Haug juga menemukan, bumi akan berputar secara vertikal. Daerah kutub utara dan selatan akan menjadi daerah tropis, sedangkan daerah yang sebelumnya dimukim manusia, hewan, dan tumbuhan akan membeku. Kedua wilayah itu juga saling mempengaruhi. Iklim bumi merupakan merupakan sistem non linear yang paling rumit. Dalam sistem tersebut tidak dapat dengan mudah ditemukan perhitungan seperti semakin banyak kadar karbondioksida di udara berarti benua Eropa menjadi padang rumput dan hancurnya hutan tropis.

Prakiraan jangka panjang dan dapat diandalkan sangat sulit dihasilkan.
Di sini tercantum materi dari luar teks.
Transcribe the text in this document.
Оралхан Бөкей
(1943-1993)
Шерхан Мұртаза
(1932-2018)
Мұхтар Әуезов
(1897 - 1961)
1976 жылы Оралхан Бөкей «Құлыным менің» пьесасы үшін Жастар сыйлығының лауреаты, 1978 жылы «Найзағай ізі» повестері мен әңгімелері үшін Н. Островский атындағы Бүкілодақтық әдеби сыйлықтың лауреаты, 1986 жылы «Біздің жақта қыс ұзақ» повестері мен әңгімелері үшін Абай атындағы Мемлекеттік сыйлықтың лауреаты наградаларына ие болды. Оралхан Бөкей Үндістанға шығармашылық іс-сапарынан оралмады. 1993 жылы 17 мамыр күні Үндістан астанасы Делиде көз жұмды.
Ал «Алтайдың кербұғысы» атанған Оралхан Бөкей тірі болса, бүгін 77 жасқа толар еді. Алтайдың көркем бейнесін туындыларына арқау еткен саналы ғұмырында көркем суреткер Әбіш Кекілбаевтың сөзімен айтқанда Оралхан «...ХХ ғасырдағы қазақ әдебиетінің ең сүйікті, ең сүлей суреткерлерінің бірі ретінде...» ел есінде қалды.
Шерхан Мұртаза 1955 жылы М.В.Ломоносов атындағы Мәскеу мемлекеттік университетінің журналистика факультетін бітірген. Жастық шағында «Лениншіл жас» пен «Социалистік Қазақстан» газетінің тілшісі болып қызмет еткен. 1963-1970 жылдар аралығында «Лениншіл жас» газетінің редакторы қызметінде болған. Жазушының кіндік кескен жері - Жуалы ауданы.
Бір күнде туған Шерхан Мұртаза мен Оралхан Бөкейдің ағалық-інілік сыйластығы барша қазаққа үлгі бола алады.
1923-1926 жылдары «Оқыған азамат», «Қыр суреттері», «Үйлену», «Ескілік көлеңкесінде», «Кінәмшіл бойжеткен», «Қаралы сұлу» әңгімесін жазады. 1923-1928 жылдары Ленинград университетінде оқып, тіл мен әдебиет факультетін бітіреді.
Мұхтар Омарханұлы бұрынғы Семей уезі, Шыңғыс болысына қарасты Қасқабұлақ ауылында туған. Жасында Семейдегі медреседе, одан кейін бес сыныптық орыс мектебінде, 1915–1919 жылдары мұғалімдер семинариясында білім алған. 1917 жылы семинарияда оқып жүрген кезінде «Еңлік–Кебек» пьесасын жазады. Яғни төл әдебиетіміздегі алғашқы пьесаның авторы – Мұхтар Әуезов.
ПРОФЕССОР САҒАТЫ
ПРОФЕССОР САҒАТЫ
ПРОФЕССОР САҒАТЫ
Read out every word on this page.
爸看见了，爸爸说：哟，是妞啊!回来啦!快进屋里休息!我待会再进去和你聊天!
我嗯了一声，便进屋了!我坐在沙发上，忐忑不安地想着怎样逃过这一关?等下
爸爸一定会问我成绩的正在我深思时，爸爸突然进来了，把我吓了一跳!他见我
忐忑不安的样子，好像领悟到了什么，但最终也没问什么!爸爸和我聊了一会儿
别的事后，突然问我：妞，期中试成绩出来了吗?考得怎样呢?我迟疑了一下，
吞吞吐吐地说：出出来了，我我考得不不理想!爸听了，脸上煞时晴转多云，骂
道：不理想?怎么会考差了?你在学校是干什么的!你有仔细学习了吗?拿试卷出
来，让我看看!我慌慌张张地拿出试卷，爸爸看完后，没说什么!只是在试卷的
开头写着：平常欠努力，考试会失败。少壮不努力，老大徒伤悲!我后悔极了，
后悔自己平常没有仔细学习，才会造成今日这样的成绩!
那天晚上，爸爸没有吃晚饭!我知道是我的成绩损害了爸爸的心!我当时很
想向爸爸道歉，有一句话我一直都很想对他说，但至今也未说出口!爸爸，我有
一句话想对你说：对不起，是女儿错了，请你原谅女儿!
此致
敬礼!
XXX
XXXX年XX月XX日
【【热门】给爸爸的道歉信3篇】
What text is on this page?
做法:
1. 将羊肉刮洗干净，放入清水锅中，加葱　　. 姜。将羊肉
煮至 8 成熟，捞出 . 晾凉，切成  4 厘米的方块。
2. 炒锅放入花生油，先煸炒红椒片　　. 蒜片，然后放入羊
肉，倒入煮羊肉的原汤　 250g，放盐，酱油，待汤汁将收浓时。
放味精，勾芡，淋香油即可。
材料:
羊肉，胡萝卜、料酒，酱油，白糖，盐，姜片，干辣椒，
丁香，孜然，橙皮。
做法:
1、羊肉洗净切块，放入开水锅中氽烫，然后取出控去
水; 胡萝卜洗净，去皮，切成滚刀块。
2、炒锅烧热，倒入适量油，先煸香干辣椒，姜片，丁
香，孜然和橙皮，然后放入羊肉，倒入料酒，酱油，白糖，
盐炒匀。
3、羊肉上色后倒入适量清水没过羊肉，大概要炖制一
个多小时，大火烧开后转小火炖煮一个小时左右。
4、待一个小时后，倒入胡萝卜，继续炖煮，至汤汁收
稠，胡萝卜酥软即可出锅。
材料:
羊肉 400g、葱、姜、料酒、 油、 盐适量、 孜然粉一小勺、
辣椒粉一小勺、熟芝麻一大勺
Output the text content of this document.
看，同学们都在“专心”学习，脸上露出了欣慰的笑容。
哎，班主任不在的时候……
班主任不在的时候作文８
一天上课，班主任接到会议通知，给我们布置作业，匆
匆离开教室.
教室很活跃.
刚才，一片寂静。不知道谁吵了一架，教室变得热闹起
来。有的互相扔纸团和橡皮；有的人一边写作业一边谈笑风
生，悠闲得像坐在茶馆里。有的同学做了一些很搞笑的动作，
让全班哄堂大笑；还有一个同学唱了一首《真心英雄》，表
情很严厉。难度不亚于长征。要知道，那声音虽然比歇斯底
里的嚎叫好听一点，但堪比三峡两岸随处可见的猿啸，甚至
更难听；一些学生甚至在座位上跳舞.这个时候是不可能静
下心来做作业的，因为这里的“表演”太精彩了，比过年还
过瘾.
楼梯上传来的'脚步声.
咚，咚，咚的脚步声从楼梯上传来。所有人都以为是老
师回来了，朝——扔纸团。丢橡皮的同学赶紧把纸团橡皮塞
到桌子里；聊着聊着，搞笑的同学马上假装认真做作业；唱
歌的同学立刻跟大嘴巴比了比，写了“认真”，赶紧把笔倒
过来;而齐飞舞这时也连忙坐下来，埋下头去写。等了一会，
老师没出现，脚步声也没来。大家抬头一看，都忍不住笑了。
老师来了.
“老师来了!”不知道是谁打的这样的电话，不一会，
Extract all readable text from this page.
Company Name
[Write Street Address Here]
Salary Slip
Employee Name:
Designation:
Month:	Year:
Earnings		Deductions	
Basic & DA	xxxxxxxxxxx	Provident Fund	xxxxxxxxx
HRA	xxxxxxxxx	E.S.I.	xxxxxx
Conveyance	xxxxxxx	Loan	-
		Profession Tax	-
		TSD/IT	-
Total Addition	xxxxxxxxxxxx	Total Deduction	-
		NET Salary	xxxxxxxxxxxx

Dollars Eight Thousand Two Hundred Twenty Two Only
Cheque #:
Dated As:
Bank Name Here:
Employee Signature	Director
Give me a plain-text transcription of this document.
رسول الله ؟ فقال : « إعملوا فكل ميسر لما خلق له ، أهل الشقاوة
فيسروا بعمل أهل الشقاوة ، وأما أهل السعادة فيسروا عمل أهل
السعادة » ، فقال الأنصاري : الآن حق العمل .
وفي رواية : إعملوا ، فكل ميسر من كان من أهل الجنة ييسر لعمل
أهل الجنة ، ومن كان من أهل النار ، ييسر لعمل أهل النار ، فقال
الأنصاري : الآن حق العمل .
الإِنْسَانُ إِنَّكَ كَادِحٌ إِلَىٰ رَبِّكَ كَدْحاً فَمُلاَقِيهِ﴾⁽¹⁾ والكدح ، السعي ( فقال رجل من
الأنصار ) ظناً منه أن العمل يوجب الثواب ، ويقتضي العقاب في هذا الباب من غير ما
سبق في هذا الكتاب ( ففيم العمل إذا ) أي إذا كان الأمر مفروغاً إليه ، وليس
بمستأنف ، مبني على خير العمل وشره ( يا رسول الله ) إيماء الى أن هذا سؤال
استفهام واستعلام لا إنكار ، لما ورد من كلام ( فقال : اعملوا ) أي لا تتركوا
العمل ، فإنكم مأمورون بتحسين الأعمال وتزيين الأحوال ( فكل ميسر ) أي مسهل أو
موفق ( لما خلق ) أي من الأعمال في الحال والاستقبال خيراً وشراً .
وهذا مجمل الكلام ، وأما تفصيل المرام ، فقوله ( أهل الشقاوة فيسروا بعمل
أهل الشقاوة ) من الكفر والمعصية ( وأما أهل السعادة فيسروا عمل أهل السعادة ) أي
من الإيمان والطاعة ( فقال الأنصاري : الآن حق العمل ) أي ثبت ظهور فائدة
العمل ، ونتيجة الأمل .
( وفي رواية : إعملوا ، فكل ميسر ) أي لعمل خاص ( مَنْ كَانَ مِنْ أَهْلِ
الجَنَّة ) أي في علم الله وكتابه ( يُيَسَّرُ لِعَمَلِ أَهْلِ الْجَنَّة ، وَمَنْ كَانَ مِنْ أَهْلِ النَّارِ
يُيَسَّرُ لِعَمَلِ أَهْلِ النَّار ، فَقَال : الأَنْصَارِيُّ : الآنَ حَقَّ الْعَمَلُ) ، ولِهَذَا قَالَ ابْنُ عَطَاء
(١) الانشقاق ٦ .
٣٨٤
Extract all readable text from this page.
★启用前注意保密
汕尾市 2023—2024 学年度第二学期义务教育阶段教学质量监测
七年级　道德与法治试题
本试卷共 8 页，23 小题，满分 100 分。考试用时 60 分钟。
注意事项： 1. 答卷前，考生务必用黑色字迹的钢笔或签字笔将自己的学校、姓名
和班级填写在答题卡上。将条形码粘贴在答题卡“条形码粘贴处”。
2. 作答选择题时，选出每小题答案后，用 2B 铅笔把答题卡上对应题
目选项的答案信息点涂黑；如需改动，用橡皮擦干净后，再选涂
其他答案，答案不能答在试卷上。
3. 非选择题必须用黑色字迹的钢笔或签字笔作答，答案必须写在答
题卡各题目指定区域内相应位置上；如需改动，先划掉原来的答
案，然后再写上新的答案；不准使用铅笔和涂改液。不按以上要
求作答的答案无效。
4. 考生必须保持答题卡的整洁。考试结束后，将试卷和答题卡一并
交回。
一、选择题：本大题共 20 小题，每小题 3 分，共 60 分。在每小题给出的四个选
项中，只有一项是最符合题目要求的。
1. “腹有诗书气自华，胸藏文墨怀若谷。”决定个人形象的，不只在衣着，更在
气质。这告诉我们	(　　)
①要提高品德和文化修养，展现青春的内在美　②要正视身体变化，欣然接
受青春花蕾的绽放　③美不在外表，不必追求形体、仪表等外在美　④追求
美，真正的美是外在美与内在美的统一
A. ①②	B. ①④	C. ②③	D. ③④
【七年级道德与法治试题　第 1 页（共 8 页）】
Daftar besarnya pengaruh sangat panjang dan kemampuan komputer juga terbatas, seperti yang dikemukakan Gerald Haug:

„Terdapat hirarki model kompleksitas masing-masing dan sebagiannya terbatas oleh kemampuan kalkulasi. Jika suatu model Samudera-Atmosfir diambil jadi contoh, Anda harus menghabiskan sebagian waktu hingga berbulan-bulan bahkan bertahun-tahun hanya untuk menghitung. Kami bekerja sama dengan Institut Penelitian Akibat Perubahan Iklim di Potsdam yang menggunakan model tingkat menengah. Model ini dapat menghitung keadaan beberapa ratusan juta tahun dalam dua hingga tiga pekan.“

Tapi yang pasti, jika es terakhir di belahan bumi utara mencair, permukaan air laut lebih tinggi enam hingga tujuh meter dari keadaannya yang sekarang. Sekitar 30 persen penduduk bumi saat ini tinggal di bawah permukaan laut. Tidak ada yang dapat memastikan kapan hal itu akan terjadi. Tapi, keadaan itu dapat setidaknya diperlambat jika kita memperbaiki lingkungan dari sekarang.